An annual screening mammogram is recommended for women age 40 and older. The
American Cancer Society, American College of Radiology, and American College of Obstetricians and Gynecologists each support this recommendation. Annual screening mammography detects breast cancer at its earlier stages. This makes treating the cancer easier and has been proven effective in decreasing the number of deaths associated with breast cancer.
A typical mammogram consists of two X-rays of each breast. In all four X-rays, the breast is compressed firmly between two plates. The breast compression and positioning that occurs during the procedure or exam is necessary in order to acquire the best possible visualization of breast tissue.
Screening Mammography is used to detect breast changes in women who have no signs, symptoms or observable breast abnormalities. The goal is to detect cancer before any clinical signs are noticeable. This usually requires at least two scans from different angles of each breast.
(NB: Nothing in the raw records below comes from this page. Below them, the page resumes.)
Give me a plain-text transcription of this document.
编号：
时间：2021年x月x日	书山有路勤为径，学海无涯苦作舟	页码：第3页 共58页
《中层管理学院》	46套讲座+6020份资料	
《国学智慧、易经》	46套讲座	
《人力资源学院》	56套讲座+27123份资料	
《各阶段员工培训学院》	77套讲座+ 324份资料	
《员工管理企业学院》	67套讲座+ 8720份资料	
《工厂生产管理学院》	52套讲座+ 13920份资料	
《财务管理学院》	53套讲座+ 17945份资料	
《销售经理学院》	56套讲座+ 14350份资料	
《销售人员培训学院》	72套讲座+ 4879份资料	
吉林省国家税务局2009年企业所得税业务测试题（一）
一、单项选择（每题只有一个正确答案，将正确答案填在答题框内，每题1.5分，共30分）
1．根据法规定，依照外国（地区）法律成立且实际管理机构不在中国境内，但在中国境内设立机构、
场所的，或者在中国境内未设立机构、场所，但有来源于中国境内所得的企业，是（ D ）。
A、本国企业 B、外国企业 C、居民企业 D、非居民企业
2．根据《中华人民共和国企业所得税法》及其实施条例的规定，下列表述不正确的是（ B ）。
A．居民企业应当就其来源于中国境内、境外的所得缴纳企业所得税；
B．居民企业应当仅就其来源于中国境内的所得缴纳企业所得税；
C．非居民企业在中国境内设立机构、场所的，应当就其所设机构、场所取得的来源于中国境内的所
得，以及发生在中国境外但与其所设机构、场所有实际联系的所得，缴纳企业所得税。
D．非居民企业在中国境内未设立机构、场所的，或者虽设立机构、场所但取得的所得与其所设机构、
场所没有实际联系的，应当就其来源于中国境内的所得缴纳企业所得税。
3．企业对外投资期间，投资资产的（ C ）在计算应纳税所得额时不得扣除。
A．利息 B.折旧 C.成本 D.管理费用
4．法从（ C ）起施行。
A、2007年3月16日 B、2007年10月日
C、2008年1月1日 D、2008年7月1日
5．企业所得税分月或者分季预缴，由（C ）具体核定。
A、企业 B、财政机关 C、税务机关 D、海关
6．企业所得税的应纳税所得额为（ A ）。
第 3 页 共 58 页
Diagnostic Mammography is used to investigate suspicious breast changes, such as a breast lump, an unusual skin appearance, nipple thickening or nipple discharge. It is also used to evaluate abnormal findings on a screening mammogram. Additional images can be made from other angles or focus on areas of concern at higher magnification. A diagnostic mammogram takes longer than a screening mammogram because it requires additional scans in order to obtain more comprehensive images. Ultrasound may also be used in conjunction with mammography to investigate any areas of concern.
Family History and Breast Cancer
Some women have an increased risk of developing breast cancer and should start annual screening mammography at an earlier age. This group includes women with a strong family history of breast cancer, especially a mother or sister with breast cancer before menopause. Some women have a genetic mutation (BRCA) which increases the risk of breast cancer.
The American College of Radiology and the Society of Breast Imaging recommend these women should begin screening mammograms by age 30 and as early as age 25. Talk to your health care provider if you think you may be at an increased risk for breast cancer.